A Helicobacter pylori VacA subdomain required for intracellular toxin activity and assembly of functional oligomeric complexes

From the Department of Microbiology and Immunology, Department of Medicine, Vanderbilt University School of Medicine, Nashville, TN 37232-2605; and the Veterans Affairs Tennessee Valley Healthcare System, Nashville, TN 37212; and Department of Microbiology and Institute for Genomic Biology, University of Illinois, Urbana, IL 61801

^* To whom correspondence should be addressed. Email: timothy.L.cover{at}vanderbilt.edu.

	Abstract

Helicobacter pylori VacA is a secreted pore-forming toxin that is comprised of two domains, designated p33 and p55. The p55 domain has an important role in binding of VacA to the cell surface. About 111 residues at the amino-terminus of p55 (residues 312-422) are essential for the intracellular activity of VacA, which suggests that this region may constitute a subdomain with an activity distinct from cell binding. To investigate properties of this subdomain, a small deletion mutation (targeting aspartic acid 346 and glycine 347) was introduced into the H. pylori chromosomal vacA gene. Similar to wild-type VacA, the VacA 346-347 mutant protein was proteolytically processed, secreted, and bound to eukaryotic cells.
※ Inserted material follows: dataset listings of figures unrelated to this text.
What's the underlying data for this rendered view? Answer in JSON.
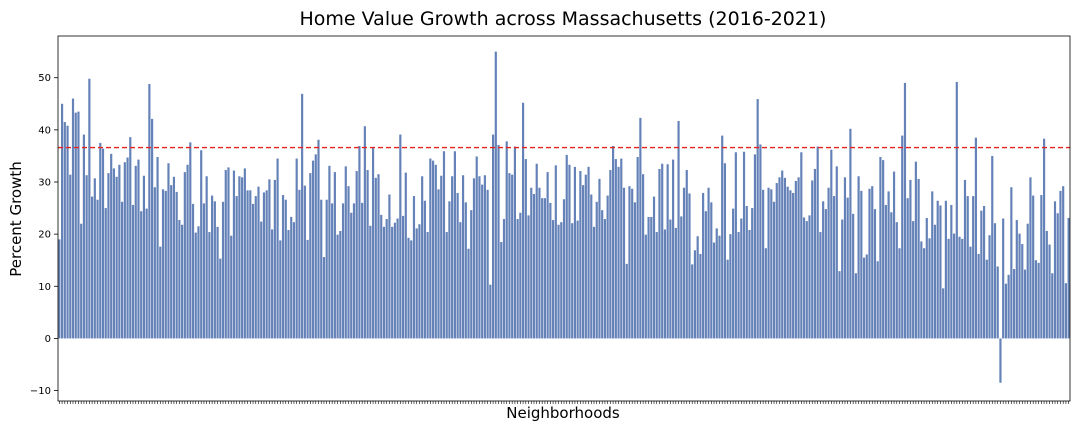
{
  "chart_data": {
    "type": "bar",
    "title": "Home Value Growth across Massachusetts (2016-2021)",
    "xlabel": "Neighborhoods",
    "ylabel": "Percent Growth",
    "ylim": [
      -12,
      58
    ],
    "yticks": [
      -10,
      0,
      10,
      20,
      30,
      40,
      50
    ],
    "ytick_labels": [
      "−10",
      "0",
      "10",
      "20",
      "30",
      "40",
      "50"
    ],
    "x_tick_labels_visible": false,
    "reference_line": {
      "value": 36.6,
      "color": "#e8231e",
      "style": "dashed"
    },
    "bar_color": "#6482b8",
    "grid": false,
    "values": [
      19.0,
      45.0,
      41.5,
      40.8,
      31.4,
      46.0,
      43.3,
      43.5,
      22.0,
      39.1,
      31.3,
      49.8,
      27.2,
      30.7,
      26.6,
      37.5,
      36.4,
      25.0,
      31.7,
      35.4,
      32.6,
      31.0,
      33.3,
      26.2,
      33.8,
      34.7,
      38.6,
      25.6,
      33.1,
      34.3,
      24.4,
      31.2,
      24.9,
      48.8,
      42.1,
      29.0,
      34.8,
      17.6,
      28.6,
      28.3,
      33.6,
      29.4,
      31.0,
      28.1,
      22.7,
      21.8,
      31.9,
      33.3,
      37.6,
      25.8,
      20.3,
      21.5,
      36.1,
      25.9,
      31.1,
      20.4,
      27.4,
      26.3,
      21.4,
      15.3,
      26.2,
      32.3,
      32.8,
      19.7,
      32.2,
      27.3,
      31.1,
      30.9,
      32.6,
      28.4,
      28.4,
      25.8,
      27.3,
      29.1,
      22.4,
      28.0,
      28.4,
      30.5,
      20.9,
      30.4,
      34.5,
      18.8,
      27.5,
      26.6,
      20.8,
      23.3,
      22.3,
      34.5,
      28.5,
      46.9,
      29.3,
      18.9,
      31.7,
      34.1,
      35.3,
      38.1,
      26.6,
      15.6,
      26.6,
      33.1,
      25.9,
      31.9,
      19.9,
      20.6,
      25.9,
      33.0,
      29.2,
      24.1,
      25.9,
      32.1,
      36.9,
      26.0,
      40.7,
      32.3,
      21.6,
      36.5,
      30.8,
      31.5,
      23.7,
      21.4,
      22.9,
      27.6,
      21.4,
      22.2,
      23.0,
      39.1,
      23.5,
      31.8,
      19.3,
      18.8,
      27.3,
      21.1,
      21.9,
      31.1,
      26.4,
      20.4,
      34.5,
      34.1,
      33.3,
      28.6,
      31.2,
      35.9,
      20.4,
      26.3,
      31.1,
      35.9,
      27.9,
      22.3,
      31.3,
      26.1,
      17.2,
      24.6,
      30.7,
      34.9,
      31.1,
      29.5,
      31.3,
      28.5,
      10.3,
      39.1,
      55.0,
      37.1,
      18.5,
      22.9,
      37.8,
      31.7,
      31.4,
      36.8,
      22.9,
      24.1,
      45.2,
      34.4,
      23.6,
      28.9,
      27.7,
      33.5,
      28.9,
      26.9,
      26.9,
      31.9,
      26.0,
      22.7,
      33.2,
      21.8,
      22.3,
      26.7,
      35.2,
      33.3,
      22.1,
      32.9,
      22.6,
      32.1,
      29.4,
      31.4,
      32.9,
      27.6,
      21.4,
      26.2,
      30.6,
      24.6,
      22.9,
      27.4,
      32.3,
      36.9,
      34.4,
      32.9,
      34.5,
      28.9,
      14.3,
      29.2,
      28.7,
      26.1,
      34.8,
      42.3,
      31.5,
      19.9,
      23.3,
      23.3,
      27.2,
      20.4,
      32.5,
      33.5,
      20.9,
      33.4,
      22.8,
      34.3,
      21.2,
      41.7,
      23.4,
      28.9,
      32.3,
      27.8,
      14.2,
      16.9,
      19.6,
      16.2,
      27.9,
      24.4,
      28.9,
      26.1,
      18.4,
      21.1,
      19.7,
      38.9,
      33.6,
      15.1,
      20.0,
      24.9,
      35.7,
      20.4,
      23.0,
      35.8,
      25.4,
      20.8,
      25.0,
      35.3,
      45.9,
      37.2,
      28.5,
      17.3,
      28.9,
      28.6,
      26.2,
      29.8,
      30.9,
      32.2,
      30.8,
      29.1,
      28.4,
      27.9,
      30.2,
      30.9,
      35.7,
      23.2,
      22.5,
      23.6,
      30.3,
      32.5,
      36.8,
      20.4,
      26.3,
      24.8,
      28.9,
      36.2,
      27.3,
      33.0,
      12.9,
      22.8,
      30.9,
      27.0,
      40.2,
      23.9,
      12.5,
      31.1,
      28.3,
      15.5,
      16.1,
      28.7,
      29.2,
      24.8,
      14.8,
      34.8,
      34.2,
      25.6,
      28.2,
      24.2,
      32.0,
      22.3,
      17.3,
      38.9,
      49.0,
      26.9,
      30.4,
      22.5,
      33.9,
      30.6,
      18.6,
      17.3,
      23.1,
      19.2,
      28.2,
      21.8,
      26.4,
      25.5,
      9.6,
      26.4,
      19.1,
      25.6,
      20.1,
      49.2,
      19.5,
      19.1,
      30.4,
      27.3,
      17.6,
      27.3,
      38.5,
      16.2,
      24.5,
      25.4,
      15.1,
      19.8,
      35.0,
      22.1,
      13.8,
      -8.5,
      23.0,
      10.5,
      12.2,
      29.0,
      13.3,
      22.7,
      20.1,
      18.1,
      13.2,
      22.0,
      30.9,
      27.4,
      15.0,
      14.5,
      27.5,
      38.3,
      20.6,
      18.0,
      12.5,
      26.3,
      24.0,
      28.3,
      29.2,
      10.6,
      23.1
    ]
  }
}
However, VacA 346-347 did not cause cell vacuolation or membrane depolarization, and it was impaired in the ability to assemble into large water-soluble oligomeric structures. Interestingly, VacA 346-347 was able to physically interact with wild-type VacA to form mixed oligomeric complexes, and VacA 346-347 inhibited wild-type vacuolating activity in a dominant-negative manner. These data indicate that the assembly of functional oligomeric VacA complexes is dependent on specific sequences, including amino acids 346 and 347, within the p55 amino-terminal subdomain.